Una rivoluzione fatta da trentenni. Attenzione, non stiamo parlando di manager o dei vertici societari ma di giovani con un’età media tra i 27 e i 30 anni, ribattezzati dal nuovo linguaggio-web, "professionals". Sono gestori di reti e sistemi, inventori di servizi online da offrire a famiglie o imprese, disegnatori web. Lavorano in gruppo e per obiettivi, hanno una quota di salario variabile legata a professionalità e performance che oscilla dal 25 al 50%, stock option, non hanno orari certi nè percorsi di carriera predeterminati. Da queste parti il contratto collettivo è lontano, è solo uno sfondo di legalità. Di sindacati o Rsu non c’è traccia perché, come ha detto uno degli amministratori delegati intervistati «i lavoratori qui si fanno rappresentare dai cacciatori di teste, altro che dal sindacato».

Dal contratto collettivo alla trattativa individuale. Il loro valore e, quindi, la retribuzione non è stabilita dal contratto nazionale di categoria o dall’integrativo che, infatti, nelle aziende più recenti non esiste, ma dal mercato e dalla trattativa individuale con il datore di lavoro. Tanto è vero che una delle domande su cui c’è stata più reticenza da parte delle aziende è stata quella sulle politiche salariali. Parliamo di società come Tiscali, EtnoTeam, e-Planet, Fineco e Virgilio, tutte attente a non rivelare uno dei punti strategici più delicati: quello della gestione e del trattamento delle risorse umane. E proprio attraverso queste aziende abbiamo fatto un viaggio dentro una rivoluzione che ha trasformato lavoratori dipendenti in professionisti legati a una società.
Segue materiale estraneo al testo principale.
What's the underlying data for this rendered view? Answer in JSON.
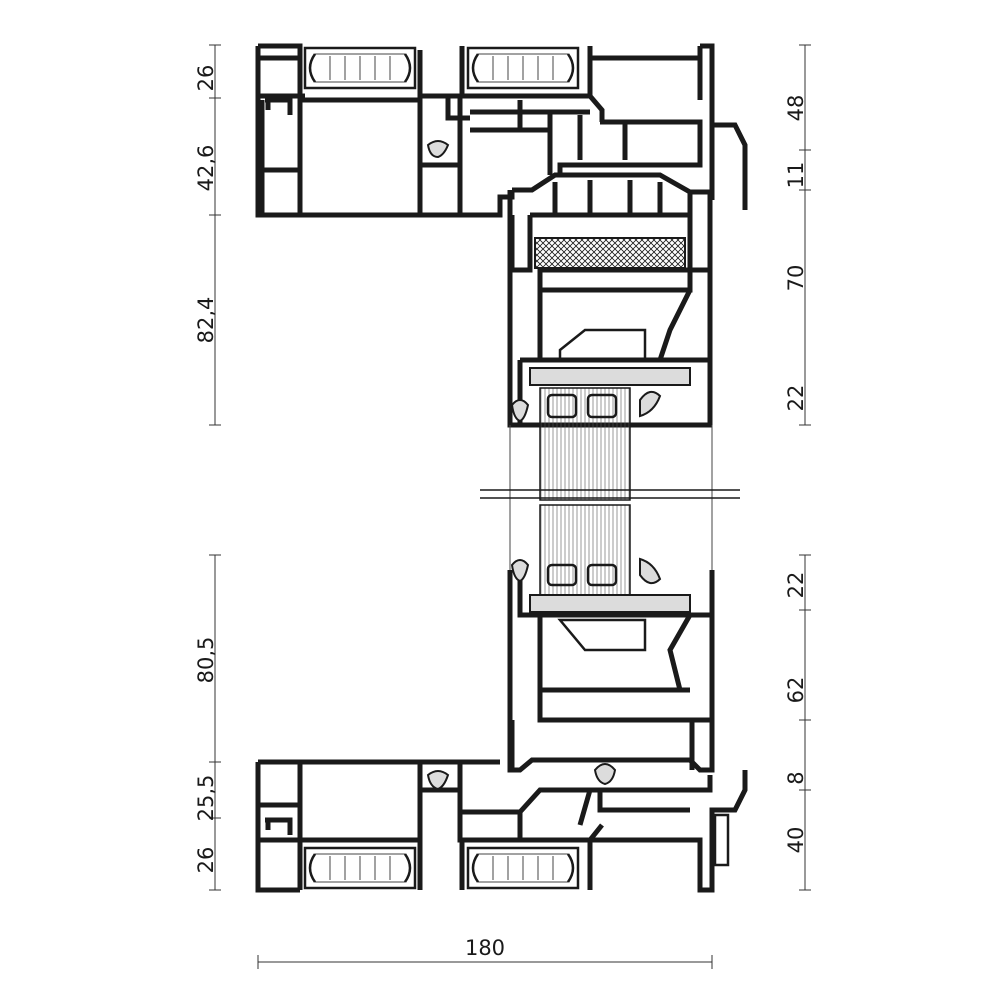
{
  "dimensions": {
    "left": [
      "26",
      "42,6",
      "82,4",
      "80,5",
      "25,5",
      "26"
    ],
    "right": [
      "48",
      "11",
      "70",
      "22",
      "22",
      "62",
      "8",
      "40"
    ],
    "bottom": "180"
  }
}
Certo, la congiuntura gioca a favore dei professionals vista l’esplosione della net-economy e la velocità con cui si diffonde che ha creato uno scarto fortissimo tra domanda e offerta di lavoro. Le poche competenze sul mercato alterano vecchie regole del gioco e anche di mercato, visti gli stipendi.

Il futuro? Un divario di saperi e di diritti. E poi, il fatto è che attraverso queste storie si sente più forte l’acuto con un’altra fetta di mondo: quello fatto da un disoccupazione dell’11% che supera il 25% nel caso dei giovani, quello della precarietà, del sommerso, dei salari d’ingresso. Questa è invece la patria dell’assunzione a tempo indeterminato, della formazione, del reclutamento fatto già dai banchi delle università. E già si intravedono altre divisioni: quelli che hanno competenze, formazione, con una propria forza contrattuale e quelli che, invece, usciranno da scuole mediocri, che non possono o non vogliono investire su se stessi. Sarà un divario di accesso al sapere che dividerà in due i diritti, le aspettative e il futuro.